Even though there are many benefits in the sea, there are also complex relationships among related countries in the management and use of the sea because of the characteristics of diversity and flexibility of the sea. As one of International Laws, The Law of the Sea has been developed as an unwritten law by the international practices for the purpose of reasonable and systematical use of these benefits of the sea among the complicatedly related international societies. After the World War II, the International Law Commission of U.N. began to make the International Law for the Sea.
With the effort for making the International Law for the Sea, the United Nations Convention on the Law of the Sea (UNCLOS) had been concluded in 1982 and became effective in 1994. The UNCLOS regulated the systemic organization of the law of the sea and the principles of the uses of the sea as well as focused on building the comprehensive and practical procedures for the settlement of the disputes on the Law of the Sea.
The UNCLOS asks the concerned countries to follow the traditional methods of dispute settlement to solve the dispute peacefully and voluntarily according to the U.N. Charter 33. If the countries cannot reach the agreement, the forcible procedures of the UNCLOS are applied to the disputes. Also, the UNCLOS built the International Tribunal for the Law of the Sea (ITLOS) and the Sea-Bed Dispute Chamber (SBDC) to treat with these disputes professionally.

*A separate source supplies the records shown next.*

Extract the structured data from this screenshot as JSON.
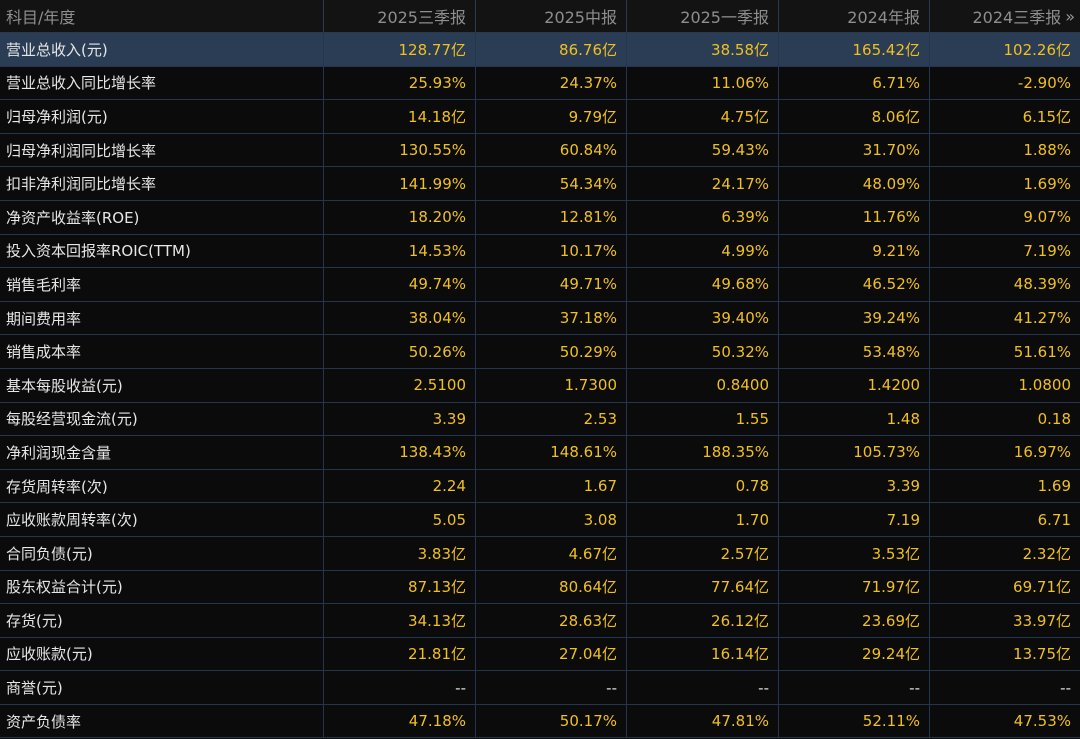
{
  "header": {
    "label": "科目/年度",
    "periods": [
      "2025三季报",
      "2025中报",
      "2025一季报",
      "2024年报",
      "2024三季报"
    ],
    "more_icon": "»"
  },
  "rows": [
    {
      "label": "营业总收入(元)",
      "values": [
        "128.77亿",
        "86.76亿",
        "38.58亿",
        "165.42亿",
        "102.26亿"
      ],
      "highlight": true
    },
    {
      "label": "营业总收入同比增长率",
      "values": [
        "25.93%",
        "24.37%",
        "11.06%",
        "6.71%",
        "-2.90%"
      ]
    },
    {
      "label": "归母净利润(元)",
      "values": [
        "14.18亿",
        "9.79亿",
        "4.75亿",
        "8.06亿",
        "6.15亿"
      ]
    },
    {
      "label": "归母净利润同比增长率",
      "values": [
        "130.55%",
        "60.84%",
        "59.43%",
        "31.70%",
        "1.88%"
      ]
    },
    {
      "label": "扣非净利润同比增长率",
      "values": [
        "141.99%",
        "54.34%",
        "24.17%",
        "48.09%",
        "1.69%"
      ]
    },
    {
      "label": "净资产收益率(ROE)",
      "values": [
        "18.20%",
        "12.81%",
        "6.39%",
        "11.76%",
        "9.07%"
      ]
    },
    {
      "label": "投入资本回报率ROIC(TTM)",
      "values": [
        "14.53%",
        "10.17%",
        "4.99%",
        "9.21%",
        "7.19%"
      ]
    },
    {
      "label": "销售毛利率",
      "values": [
        "49.74%",
        "49.71%",
        "49.68%",
        "46.52%",
        "48.39%"
      ]
    },
    {
      "label": "期间费用率",
      "values": [
        "38.04%",
        "37.18%",
        "39.40%",
        "39.24%",
        "41.27%"
      ]
    },
    {
      "label": "销售成本率",
      "values": [
        "50.26%",
        "50.29%",
        "50.32%",
        "53.48%",
        "51.61%"
      ]
    },
    {
      "label": "基本每股收益(元)",
      "values": [
        "2.5100",
        "1.7300",
        "0.8400",
        "1.4200",
        "1.0800"
      ]
    },
    {
      "label": "每股经营现金流(元)",
      "values": [
        "3.39",
        "2.53",
        "1.55",
        "1.48",
        "0.18"
      ]
    },
    {
      "label": "净利润现金含量",
      "values": [
        "138.43%",
        "148.61%",
        "188.35%",
        "105.73%",
        "16.97%"
      ]
    },
    {
      "label": "存货周转率(次)",
      "values": [
        "2.24",
        "1.67",
        "0.78",
        "3.39",
        "1.69"
      ]
    },
    {
      "label": "应收账款周转率(次)",
      "values": [
        "5.05",
        "3.08",
        "1.70",
        "7.19",
        "6.71"
      ]
    },
    {
      "label": "合同负债(元)",
      "values": [
        "3.83亿",
        "4.67亿",
        "2.57亿",
        "3.53亿",
        "2.32亿"
      ]
    },
    {
      "label": "股东权益合计(元)",
      "values": [
        "87.13亿",
        "80.64亿",
        "77.64亿",
        "71.97亿",
        "69.71亿"
      ]
    },
    {
      "label": "存货(元)",
      "values": [
        "34.13亿",
        "28.63亿",
        "26.12亿",
        "23.69亿",
        "33.97亿"
      ]
    },
    {
      "label": "应收账款(元)",
      "values": [
        "21.81亿",
        "27.04亿",
        "16.14亿",
        "29.24亿",
        "13.75亿"
      ]
    },
    {
      "label": "商誉(元)",
      "values": [
        "--",
        "--",
        "--",
        "--",
        "--"
      ],
      "neutral": true
    },
    {
      "label": "资产负债率",
      "values": [
        "47.18%",
        "50.17%",
        "47.81%",
        "52.11%",
        "47.53%"
      ]
    }
  ],
  "colors": {
    "background": "#0b0b0b",
    "header_background": "#131313",
    "highlight_row": "#2b3d55",
    "grid_line": "#23364d",
    "value_text": "#f0c020",
    "label_text": "#e6e6e6",
    "header_text": "#8e8e8e"
  }
}
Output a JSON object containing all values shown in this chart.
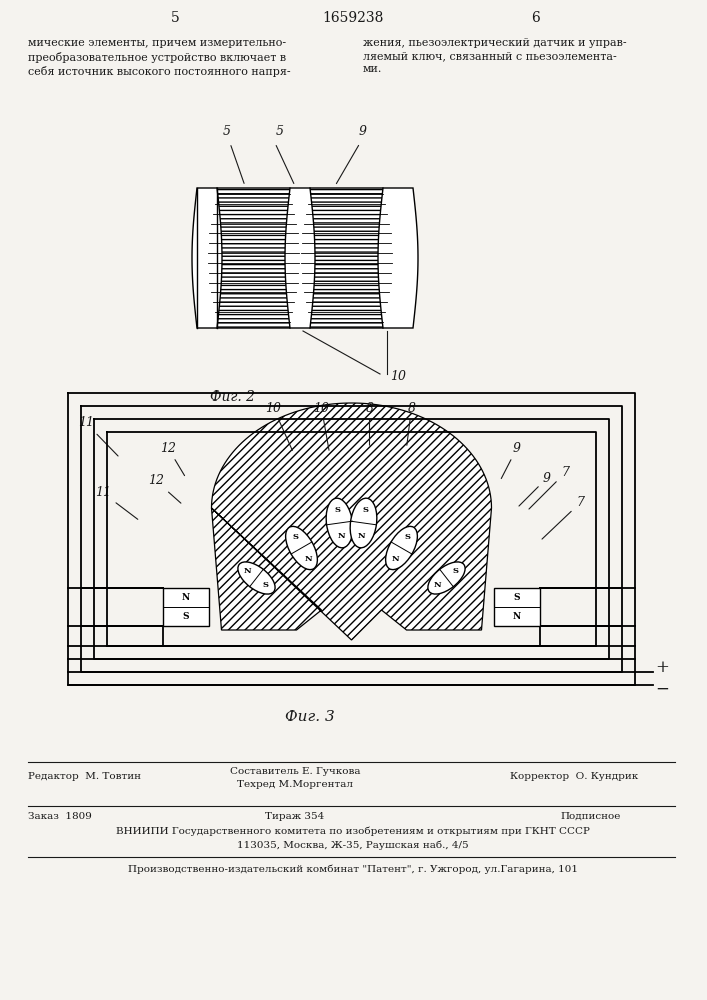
{
  "bg_color": "#f5f3ef",
  "text_color": "#1a1a1a",
  "page_num_left": "5",
  "page_num_center": "1659238",
  "page_num_right": "6",
  "left_text": "мические элементы, причем измерительно-\nпреобразовательное устройство включает в\nсебя источник высокого постоянного напря-",
  "right_text": "жения, пьезоэлектрический датчик и управ-\nляемый ключ, связанный с пьезоэлемента-\nми.",
  "fig2_caption": "Фиг. 2",
  "fig3_caption": "Фиг. 3",
  "footer_line1_left": "Редактор  М. Товтин",
  "footer_line1_mid_1": "Составитель Е. Гучкова",
  "footer_line1_mid_2": "Техред М.Моргентал",
  "footer_line1_right": "Корректор  О. Кундрик",
  "footer_line2_left": "Заказ  1809",
  "footer_line2_mid": "Тираж 354",
  "footer_line2_right": "Подписное",
  "footer_vnipi": "ВНИИПИ Государственного комитета по изобретениям и открытиям при ГКНТ СССР",
  "footer_address": "113035, Москва, Ж-35, Раушская наб., 4/5",
  "footer_patent": "Производственно-издательский комбинат \"Патент\", г. Ужгород, ул.Гагарина, 101"
}
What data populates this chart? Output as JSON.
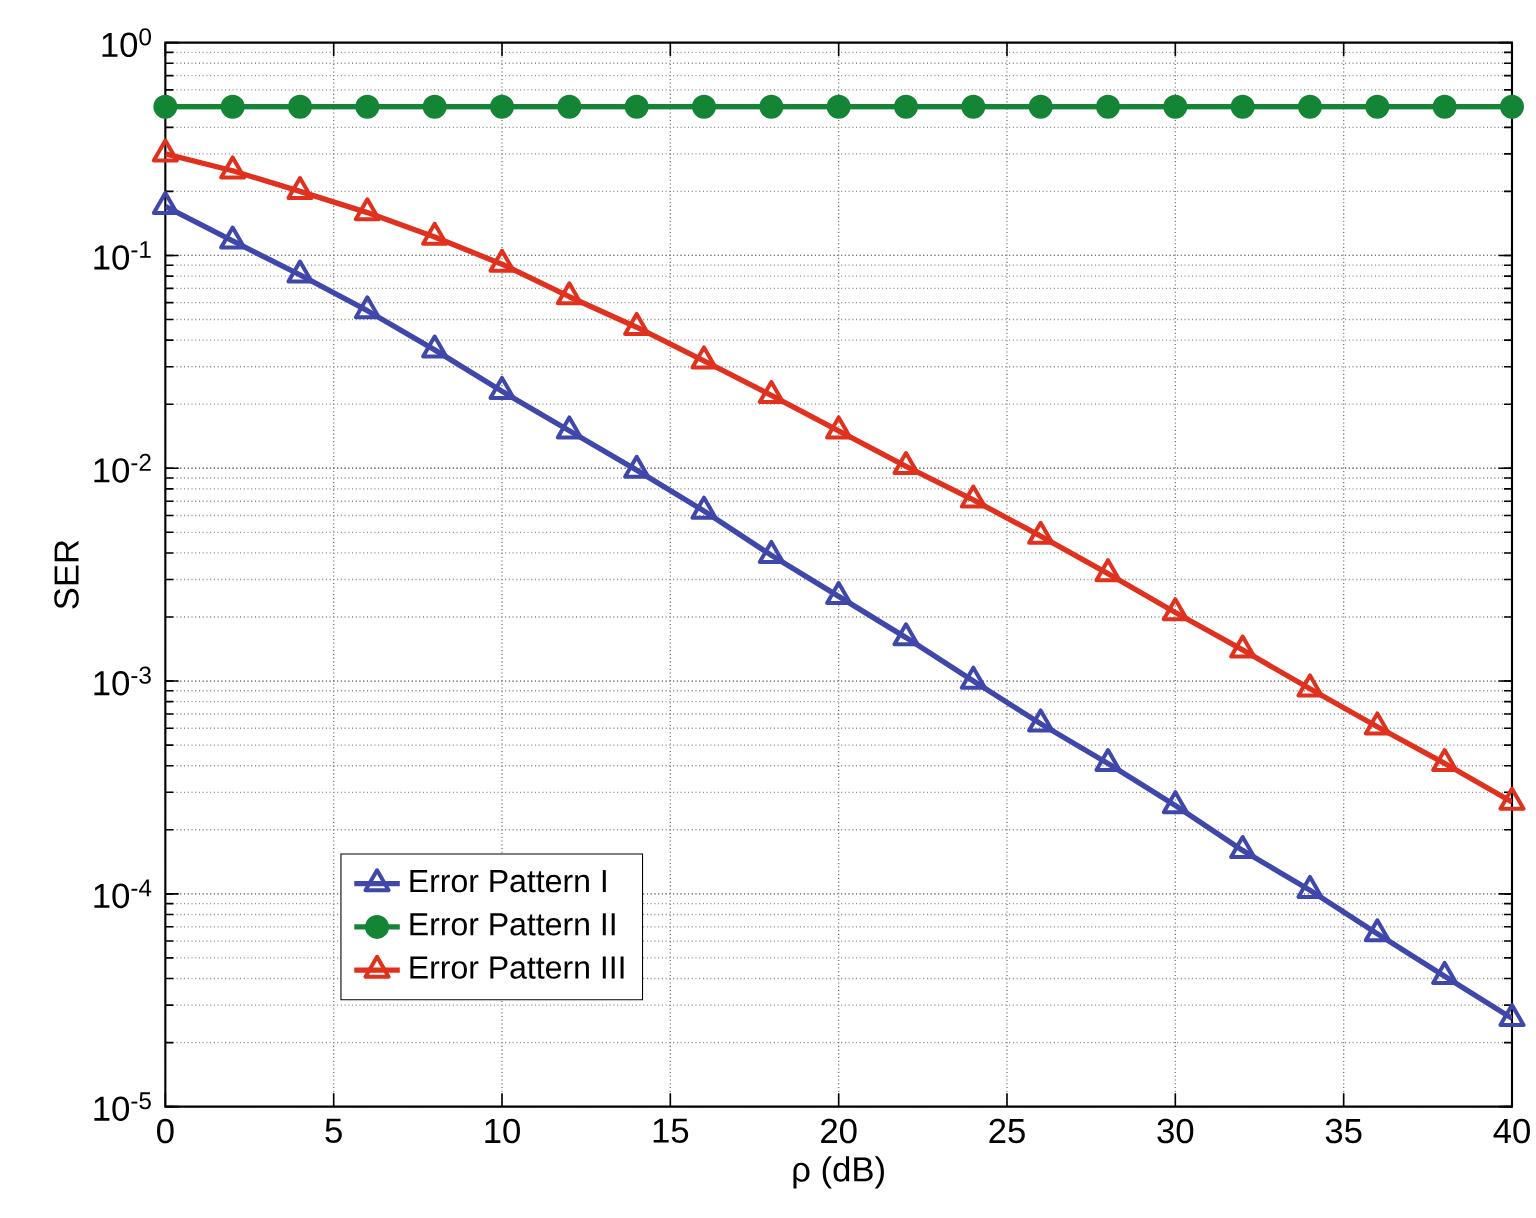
{
  "chart_data": {
    "type": "line",
    "xlabel": "ρ (dB)",
    "ylabel": "SER",
    "x": [
      0,
      2,
      4,
      6,
      8,
      10,
      12,
      14,
      16,
      18,
      20,
      22,
      24,
      26,
      28,
      30,
      32,
      34,
      36,
      38,
      40
    ],
    "series": [
      {
        "name": "Error Pattern I",
        "color": "#3f48aa",
        "marker": "triangle",
        "values": [
          0.17,
          0.117,
          0.081,
          0.055,
          0.036,
          0.023,
          0.015,
          0.0098,
          0.0063,
          0.0039,
          0.0025,
          0.0016,
          0.001,
          0.00063,
          0.00041,
          0.00026,
          0.00016,
          0.000104,
          6.5e-05,
          4.1e-05,
          2.6e-05
        ]
      },
      {
        "name": "Error Pattern II",
        "color": "#138535",
        "marker": "circle",
        "values": [
          0.5,
          0.5,
          0.5,
          0.5,
          0.5,
          0.5,
          0.5,
          0.5,
          0.5,
          0.5,
          0.5,
          0.5,
          0.5,
          0.5,
          0.5,
          0.5,
          0.5,
          0.5,
          0.5,
          0.5,
          0.5
        ]
      },
      {
        "name": "Error Pattern III",
        "color": "#e0301e",
        "marker": "triangle",
        "values": [
          0.3,
          0.25,
          0.2,
          0.159,
          0.122,
          0.091,
          0.064,
          0.046,
          0.032,
          0.022,
          0.015,
          0.0102,
          0.0071,
          0.0048,
          0.0032,
          0.0021,
          0.0014,
          0.00092,
          0.00061,
          0.00041,
          0.00027
        ]
      }
    ],
    "log": "y",
    "xlim": [
      0,
      40
    ],
    "ylim": [
      1e-05,
      1
    ],
    "xticks": [
      0,
      5,
      10,
      15,
      20,
      25,
      30,
      35,
      40
    ],
    "yticks": [
      {
        "value": 1e-05,
        "label": "10$^{-5}$"
      },
      {
        "value": 0.0001,
        "label": "10$^{-4}$"
      },
      {
        "value": 0.001,
        "label": "10$^{-3}$"
      },
      {
        "value": 0.01,
        "label": "10$^{-2}$"
      },
      {
        "value": 0.1,
        "label": "10$^{-1}$"
      },
      {
        "value": 1,
        "label": "10$^{0}$"
      }
    ],
    "grid": true,
    "legend": "bottom left",
    "line_style": "solid"
  }
}
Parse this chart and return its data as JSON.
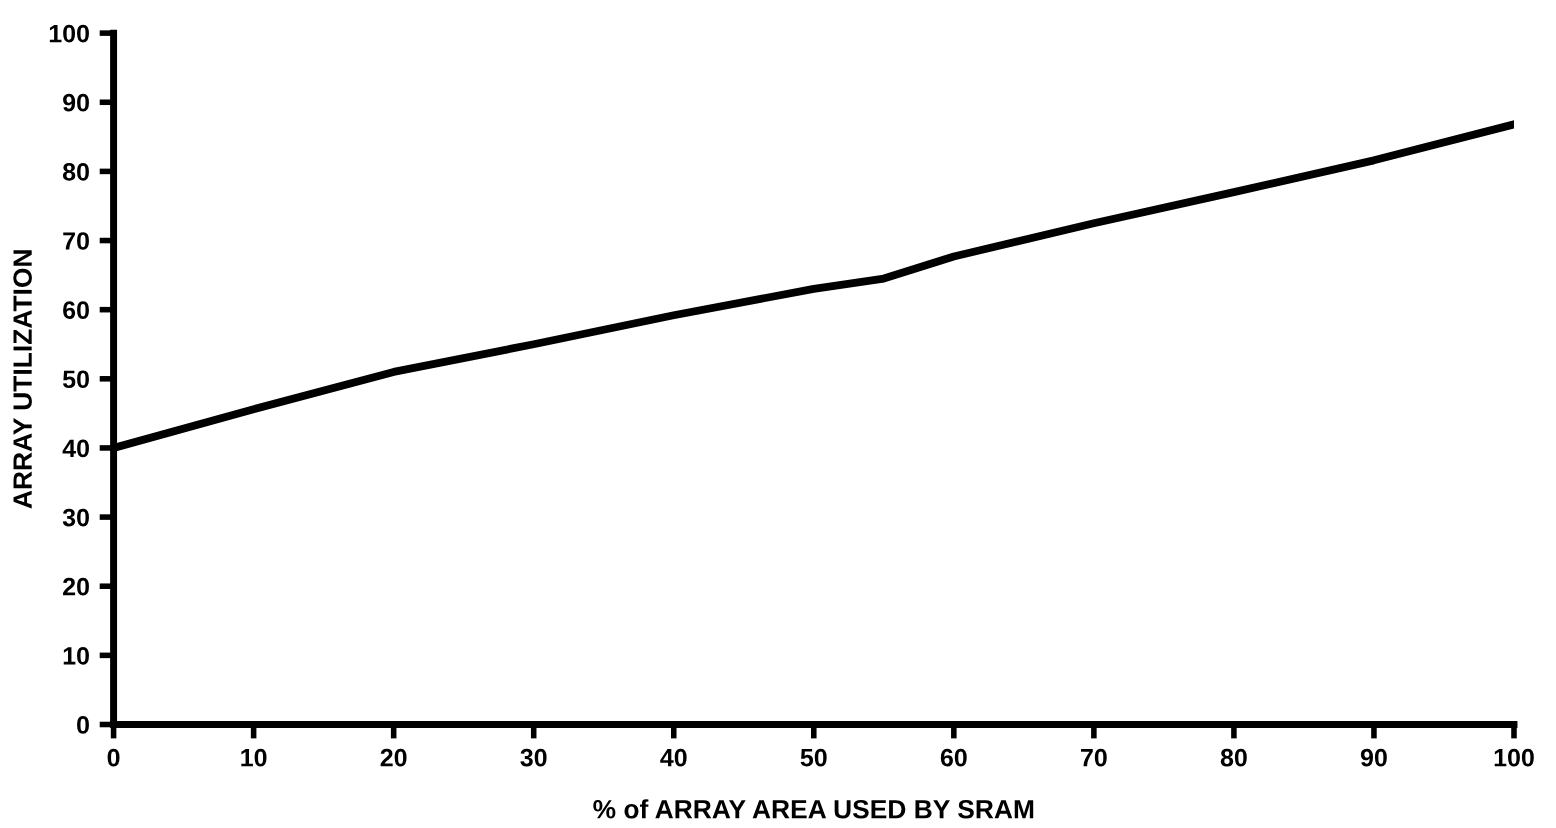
{
  "chart_data": {
    "type": "line",
    "xlabel": "% of ARRAY AREA USED BY SRAM",
    "ylabel": "ARRAY UTILIZATION",
    "x": [
      0,
      10,
      20,
      30,
      40,
      50,
      55,
      60,
      70,
      80,
      90,
      100
    ],
    "series": [
      {
        "color": "#000000",
        "values": [
          40,
          45.6,
          51,
          55,
          59.2,
          63,
          64.5,
          67.7,
          72.5,
          77,
          81.6,
          86.8
        ]
      }
    ],
    "xlim": [
      0,
      100
    ],
    "ylim": [
      0,
      100
    ],
    "xticks": [
      0,
      10,
      20,
      30,
      40,
      50,
      60,
      70,
      80,
      90,
      100
    ],
    "yticks": [
      0,
      10,
      20,
      30,
      40,
      50,
      60,
      70,
      80,
      90,
      100
    ],
    "grid": false,
    "marker": "none",
    "line_style": "solid"
  }
}
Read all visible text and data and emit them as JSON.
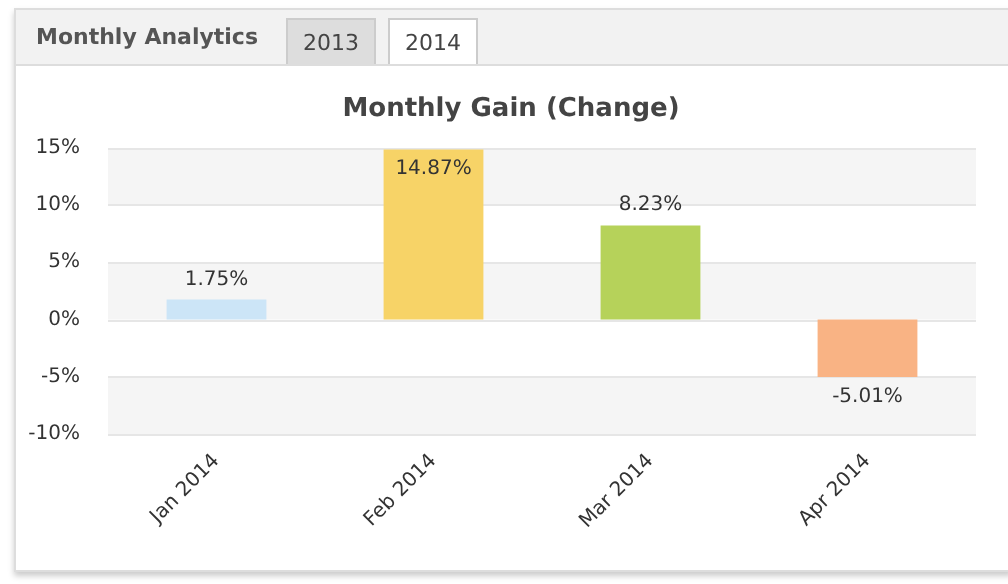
{
  "chart_data": {
    "type": "bar",
    "title": "Monthly Gain (Change)",
    "annotations": [
      "Monthly Analytics",
      "2013",
      "2014"
    ],
    "categories": [
      "Jan 2014",
      "Feb 2014",
      "Mar 2014",
      "Apr 2014"
    ],
    "values": [
      1.75,
      14.87,
      8.23,
      -5.01
    ],
    "colors": [
      "#cce5f7",
      "#f7d367",
      "#b6d25a",
      "#f9b384"
    ],
    "value_labels": [
      "1.75%",
      "14.87%",
      "8.23%",
      "-5.01%"
    ],
    "ylim": [
      -10,
      15
    ],
    "yticks": [
      {
        "value": -10,
        "label": "-10%"
      },
      {
        "value": -5,
        "label": "-5%"
      },
      {
        "value": 0,
        "label": "0%"
      },
      {
        "value": 5,
        "label": "5%"
      },
      {
        "value": 10,
        "label": "10%"
      },
      {
        "value": 15,
        "label": "15%"
      }
    ],
    "grid": "y"
  }
}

There can be proposed some improvements for the System for Dispute Settlement because it is not perfect. First, the System for Dispute Settlement allows the broad exceptions on the forcible dispute settlement procedures both comprehensively and optionally. Thus, the most importantly related issues can escape this forcible procedures. Therefore, the comprehensive and optional exceptions should be clearly regulated according to the characteristics of the disputes. Second, the executive authority and system should be established to carry out the decision of the Tribunal practically. Third, to prevent the dispute of jurisdiction among diverse tribunal authorities, the similar system with appeal should be developed to give powerful authority.
With the 12 nautical mile of the Territorial sea and the new systems of the Exclusive Economic Zone (EEZ) and Sea-bed, the original concepts of High Seas changed in meaning of the quality and space. Thus, the possibility of dispute in the declaration of boundary among countries became bigger.
Even though Korea, Japan and China temporarily made a contract about the Fisheries Agreement between each concerned two countries, there are still problems in the decision of the Territorial Waters, Continental shelf and EEZ.
In these decisions of the sea boundaries, Korea should decide these boundaries with all together without separating the Continental Shelf and the EEZ in the way of agreement among the countries according to the principles of the Law of the Sea. The multi-national commission in which all concerned countries are participating should be established. It is reasonable for this commission to treat the decision of boundary collectively.
In the case of dispute among countries in the process of deciding the boundary, the traditional direct dispute settlement system and the U.N. System for Dispute Settlement can be used appropriately. The multi-national commission, cooperative rescue training, the training for the prevention of sea pollution, and the training for the enforcement against international crimes such as piracy or terror among membership countries will be helpful to build the trust among the countries. With this trust among countries, the prevention of dispute will be more important than the settlement of the dispute later on.